Experimental (blue) and theoretical (red) extinction spectra for concentric nanoshells (3) compared to the inner (1) and outer (2) nanoshell plasmon resonances in different-strength coupling regimes. Nanostructures were derivatized with 1-dodecanethiol and either suspended in CS2 in a 1-mm path length sealed cell or dried and mixed with KBr and pressed into a pellet to obtain the spectra. The peak positions of the dipole resonance modes are marked for clarity. The theoretical extinction spectra were generated with a vector basis function solution of Mie scattering theory for a coated sphere. The inner-nanoshell spectra (1) were measured in solution before the growth of the a2 and b2 layers. (A) Concentric nanoshell with dimensions a1/b1/a2/b2 = 80/107/135/157 (nm); the inner and outer-nanoshell plasmons interact strongly, resulting in strongly hybridized plasmons. (B) Concentric nanoshell with dimensions a1/b1/a2/b2 = 77/102/141/145 (nm); the inner- and outer-nanoshell plasmons interact weakly with a relatively small change in the concentric nanoshell plasmon compared with the single nanoshell plasmons. (C) Concentric nanoshell with dimensions a1/b1/a2/b2 = 396/418/654/693 (nm). Noninteracting inner- and outer-shell plasmons: The concentric nanoshell response is identical to that of the outer-nanoshell plasmon.

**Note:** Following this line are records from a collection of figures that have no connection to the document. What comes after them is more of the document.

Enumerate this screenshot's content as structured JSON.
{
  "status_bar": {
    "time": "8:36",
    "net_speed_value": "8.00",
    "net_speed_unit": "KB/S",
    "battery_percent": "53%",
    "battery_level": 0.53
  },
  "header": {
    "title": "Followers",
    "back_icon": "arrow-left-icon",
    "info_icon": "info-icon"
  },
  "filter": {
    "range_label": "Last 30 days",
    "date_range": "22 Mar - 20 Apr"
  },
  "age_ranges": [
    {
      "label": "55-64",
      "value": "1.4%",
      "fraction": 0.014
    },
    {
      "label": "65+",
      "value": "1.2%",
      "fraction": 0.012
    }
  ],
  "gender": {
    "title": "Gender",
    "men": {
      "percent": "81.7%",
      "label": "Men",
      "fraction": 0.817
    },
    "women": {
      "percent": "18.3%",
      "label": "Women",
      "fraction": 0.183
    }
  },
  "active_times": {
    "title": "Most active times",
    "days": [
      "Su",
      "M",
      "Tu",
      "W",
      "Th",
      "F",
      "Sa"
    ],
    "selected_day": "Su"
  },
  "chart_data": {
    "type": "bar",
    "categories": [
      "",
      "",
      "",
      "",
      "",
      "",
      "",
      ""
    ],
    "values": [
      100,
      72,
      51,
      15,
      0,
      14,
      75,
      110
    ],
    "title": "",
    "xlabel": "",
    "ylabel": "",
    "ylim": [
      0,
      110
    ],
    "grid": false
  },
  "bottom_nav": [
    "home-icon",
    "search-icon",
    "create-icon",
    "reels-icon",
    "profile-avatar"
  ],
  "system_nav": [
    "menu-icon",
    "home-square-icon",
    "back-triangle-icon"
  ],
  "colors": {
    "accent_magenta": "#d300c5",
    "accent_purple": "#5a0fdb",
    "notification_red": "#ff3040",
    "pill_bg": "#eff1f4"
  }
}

In Fig. 4A, the strong coupling case, the plasmon hybridization and splittings are quite strong because of the small (28 nm) interlayer spacing between inner– and outer–metal shell layers and because the inner |ω–,NS1〉 and outer |ω–,NS2〉 nanoshell plasmons are nearly resonant with each other. The hybridization of the plasmon appears to be strongly asymmetric; we attribute this asymmetry primarily to phase-retardation effects (22). A second contributing factor to the asymmetry is the small but finite interaction with the higher energy |ω+,NS1〉 and |ω+,NS2〉 plasmon modes. Figure 4B depicts a concentric nanoshell with a weak plasmon coupling between the inner and outer shell. In this case, the inner- and outer-plasmon resonances are detuned from each other in energy, and the spacing between inner and outer metal layers is slightly increased (39 nm). Because the hybridization is weak, the concentric shell plasmon modes show only small shifts relative to the isolated shell plasmons. In Fig. 4C, a concentric nanoshell with a fully decoupled plasmon response is shown. In this case, the intershell spacing is 236 nm, effectively isolating the inner-shell and outer-shell layers. The concentric nanoshell response (3) appears to be almost indistinguishable from the calculated nanoshell response for the outer shell. Because of the large intershell spacing and the finite penetration depth of the light, the inner-nanoshell plasmon is not excited.

We have shown that the plasmon response of metal-based nanostructures can be viewed as the collection of plasmons arising from simpler geometries to form an interacting system. The plasmonics of the metallic nanostructure is determined by the electromagnetic interaction between these “free” plasmons, which leads to mixing (hybridization), splittings, and shifts of the plasmon energies.